Souvent, l’une des extrémités, plus fine, est légèrement spiralée et fait comme
un tortillon. Parfois le tortillon n’est pas visible mais on a tout de même une
partie plus effilée. Si l’excrément se casse en plusieurs morceaux c’est le
dernier qui est plus pointu.Le renard est opportuniste. Il peut varier son régime alimentaire en fonction
des sources dont il dispose.
Il dépose souvent ses crottes dans des endroits visibles comme sur une
souche, au milieu d’un chemin, sur un monticule et délimite ainsi son territoire.
Les azerolles :love: c'est aussi bon en confiture quoique fastidieux,
hélas je n'en trouve que très rarement.
S' est bien se que je pensé, faut seulement en mangé si on a rien d' autre a se mettre sous la dent :)
Warning au passage : le verre d'eau dans lequel trempe le joli muguet du 1er mai est à surveiller de près en présence d'enfants !!!
Le Coprin chevelu : http://www.chemins-rencontres.com/Activites/Mycologie/fiches/htm/coprin-chevelu.php (http://www.chemins-rencontres.com/Activites/Mycologie/fiches/htm/coprin-chevelu.php)
http://fr.wikipedia.org/wiki/Coprin_chevelu (http://fr.wikipedia.org/wiki/Coprin_chevelu)
Très bon simplement une fois revenu à la poèle ou en omelette !
Sont grand avantage c'est que c'est un champignon de taille assez importante et les carpophores sortent en colonie , donc abondance de nourriture !
Lui je ne l'ai jamais vue en bois ou foret , toujours dans de grande prairie bien verte ou l'herbe est grasse ou à la lisère du bois , à la limite une clairière , j'ai remarqué qu'il poussait souvent prêt des pieds d'acacia , parasite/symbiose ?
Ils font partie de ces rares champignons que je récolte si j'en trouvent en abondance.
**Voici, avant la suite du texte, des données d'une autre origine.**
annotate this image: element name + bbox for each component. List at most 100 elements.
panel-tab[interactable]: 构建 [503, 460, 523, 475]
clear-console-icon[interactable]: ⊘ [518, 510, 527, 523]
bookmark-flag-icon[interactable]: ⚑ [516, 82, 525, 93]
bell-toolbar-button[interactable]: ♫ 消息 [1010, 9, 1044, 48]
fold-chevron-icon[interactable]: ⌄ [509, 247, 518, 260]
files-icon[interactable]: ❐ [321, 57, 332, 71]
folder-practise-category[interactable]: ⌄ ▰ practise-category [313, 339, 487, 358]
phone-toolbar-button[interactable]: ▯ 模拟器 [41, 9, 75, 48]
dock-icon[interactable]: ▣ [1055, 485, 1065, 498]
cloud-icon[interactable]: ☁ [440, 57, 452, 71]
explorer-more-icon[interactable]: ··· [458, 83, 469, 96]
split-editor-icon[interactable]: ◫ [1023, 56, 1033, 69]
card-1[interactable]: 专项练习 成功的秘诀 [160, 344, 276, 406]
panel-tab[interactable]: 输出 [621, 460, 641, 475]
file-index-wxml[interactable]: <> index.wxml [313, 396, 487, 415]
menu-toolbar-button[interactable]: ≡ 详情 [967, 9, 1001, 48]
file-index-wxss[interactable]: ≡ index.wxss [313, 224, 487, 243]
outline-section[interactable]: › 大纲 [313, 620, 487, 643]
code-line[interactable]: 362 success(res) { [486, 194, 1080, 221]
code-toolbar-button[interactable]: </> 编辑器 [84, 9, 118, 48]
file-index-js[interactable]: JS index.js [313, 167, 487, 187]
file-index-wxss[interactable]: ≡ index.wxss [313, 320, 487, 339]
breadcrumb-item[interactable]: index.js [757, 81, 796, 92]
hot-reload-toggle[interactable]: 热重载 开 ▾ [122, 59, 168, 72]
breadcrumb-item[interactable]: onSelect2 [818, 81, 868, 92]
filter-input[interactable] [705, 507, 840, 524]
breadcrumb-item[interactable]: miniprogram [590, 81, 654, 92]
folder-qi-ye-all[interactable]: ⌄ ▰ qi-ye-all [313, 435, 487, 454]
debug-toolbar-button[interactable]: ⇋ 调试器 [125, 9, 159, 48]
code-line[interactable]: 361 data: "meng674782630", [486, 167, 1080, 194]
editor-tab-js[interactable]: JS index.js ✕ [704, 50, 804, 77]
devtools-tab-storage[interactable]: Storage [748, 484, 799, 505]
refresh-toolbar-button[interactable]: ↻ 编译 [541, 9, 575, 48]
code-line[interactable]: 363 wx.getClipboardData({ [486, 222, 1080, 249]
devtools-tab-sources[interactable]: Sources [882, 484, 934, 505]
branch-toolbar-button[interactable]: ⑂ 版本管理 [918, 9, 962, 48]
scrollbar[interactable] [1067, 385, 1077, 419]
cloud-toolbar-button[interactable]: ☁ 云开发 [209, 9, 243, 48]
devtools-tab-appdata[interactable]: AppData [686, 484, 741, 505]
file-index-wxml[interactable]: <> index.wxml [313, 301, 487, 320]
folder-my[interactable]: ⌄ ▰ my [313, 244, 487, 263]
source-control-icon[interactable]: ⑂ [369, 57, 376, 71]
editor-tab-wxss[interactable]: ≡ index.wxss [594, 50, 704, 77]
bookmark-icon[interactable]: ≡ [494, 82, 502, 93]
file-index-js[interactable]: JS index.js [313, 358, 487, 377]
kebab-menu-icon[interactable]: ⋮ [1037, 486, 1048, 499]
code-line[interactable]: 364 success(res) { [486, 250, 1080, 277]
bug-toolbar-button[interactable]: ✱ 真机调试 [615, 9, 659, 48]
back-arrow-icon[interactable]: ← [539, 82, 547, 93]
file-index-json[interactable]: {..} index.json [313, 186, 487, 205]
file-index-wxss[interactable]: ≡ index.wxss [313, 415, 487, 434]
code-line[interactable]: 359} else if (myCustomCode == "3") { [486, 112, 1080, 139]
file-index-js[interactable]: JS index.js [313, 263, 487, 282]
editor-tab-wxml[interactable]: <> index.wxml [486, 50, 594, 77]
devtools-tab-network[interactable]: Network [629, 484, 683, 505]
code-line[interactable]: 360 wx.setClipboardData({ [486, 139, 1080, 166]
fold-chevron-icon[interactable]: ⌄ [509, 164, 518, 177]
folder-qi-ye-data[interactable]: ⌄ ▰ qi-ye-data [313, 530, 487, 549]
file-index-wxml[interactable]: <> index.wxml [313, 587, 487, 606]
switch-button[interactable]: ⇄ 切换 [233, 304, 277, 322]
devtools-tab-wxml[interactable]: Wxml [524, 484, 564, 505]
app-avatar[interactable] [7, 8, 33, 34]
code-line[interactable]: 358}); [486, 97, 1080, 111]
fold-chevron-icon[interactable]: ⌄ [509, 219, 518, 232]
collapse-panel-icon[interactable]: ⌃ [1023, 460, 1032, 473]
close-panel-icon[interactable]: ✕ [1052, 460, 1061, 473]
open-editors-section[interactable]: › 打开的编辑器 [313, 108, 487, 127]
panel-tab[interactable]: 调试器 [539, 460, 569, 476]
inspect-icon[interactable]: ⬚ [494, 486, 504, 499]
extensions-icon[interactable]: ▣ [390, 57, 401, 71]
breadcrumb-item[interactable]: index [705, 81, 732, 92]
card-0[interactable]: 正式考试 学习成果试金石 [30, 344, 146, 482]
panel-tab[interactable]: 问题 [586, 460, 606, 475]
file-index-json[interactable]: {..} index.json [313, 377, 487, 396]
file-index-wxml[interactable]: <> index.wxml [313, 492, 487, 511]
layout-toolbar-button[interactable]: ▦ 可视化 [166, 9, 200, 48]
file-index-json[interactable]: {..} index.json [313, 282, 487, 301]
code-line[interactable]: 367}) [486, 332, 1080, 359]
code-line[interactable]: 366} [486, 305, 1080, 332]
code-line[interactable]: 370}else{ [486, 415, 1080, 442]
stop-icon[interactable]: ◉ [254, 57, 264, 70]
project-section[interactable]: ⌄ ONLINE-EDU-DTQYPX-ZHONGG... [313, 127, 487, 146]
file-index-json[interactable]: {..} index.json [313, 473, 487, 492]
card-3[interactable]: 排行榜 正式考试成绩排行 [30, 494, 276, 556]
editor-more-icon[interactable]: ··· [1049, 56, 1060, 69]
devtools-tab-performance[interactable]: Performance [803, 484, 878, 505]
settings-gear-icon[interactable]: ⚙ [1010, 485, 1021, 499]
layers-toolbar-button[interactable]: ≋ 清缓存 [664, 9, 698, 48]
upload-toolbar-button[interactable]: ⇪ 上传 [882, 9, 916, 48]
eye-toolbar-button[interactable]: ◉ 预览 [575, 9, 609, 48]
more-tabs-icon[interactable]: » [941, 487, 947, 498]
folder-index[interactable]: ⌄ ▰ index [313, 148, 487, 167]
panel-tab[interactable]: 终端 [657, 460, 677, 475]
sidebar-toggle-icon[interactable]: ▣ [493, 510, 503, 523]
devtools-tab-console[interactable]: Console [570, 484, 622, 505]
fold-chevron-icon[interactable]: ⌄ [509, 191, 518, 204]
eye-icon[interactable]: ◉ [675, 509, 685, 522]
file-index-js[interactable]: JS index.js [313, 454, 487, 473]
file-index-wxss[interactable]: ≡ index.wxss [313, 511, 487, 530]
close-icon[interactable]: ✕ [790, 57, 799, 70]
Car difficile à confondre et excellent.
Je me méfie bien plus des champignon type " Bolet " qui prêtent souvent à confusion avec bien d'autres espèces toxique .
Je dois dire que je ne vois pas bien avec quelle autre espèce tu peux confondre un bolet.
De plus les bolets toxiques ne sont pas mortels et certains perdent leur toxicité après cuisson.
Et puis il y en a pas des masses....
Comme le bolet de satan,on le reconnait à son chapeau clair....
il y en a plus qui ne sont pas comestibles sans être toxiques...
On peut en trouver aussi près des endroits où il y a des chevaux (crottin).
Attention, on peut quand même le confondre avec certaines amanites.
Certes , mais j'estime que pour malgré tout prendre le risque de manger des champignons, il faut être absolument sur de ce que l'on fait , certains ne pardonnes pas...
[...]Et même si peu sont mortels , le faite de passer une nuit à vomir à torrent avec des poussé de fièvre voir même des hallucinations... :down: pas trop mon kiff pour quelques champi... ca vaut vraiment le coup de prendre le risque ?
C'est pourquoi je me suis permis de présentez la trompette des morts et le coprin chevelu qui je pense ( mais je peu me tromper ) sont vraiment difficile à confondre !
Il s'agit de l'amanite des césars, ou oronge vraie (amanita caesarea) la différence est que le dessous de l'amanite des césars est jaune, alors que celui de la tue-mouche est blanc.
Les "grains" blancs sur le chapeau de la tue-mouche ne sont pas un indice suffisant, il peuvent être absents ou avoir été lavés par la pluie.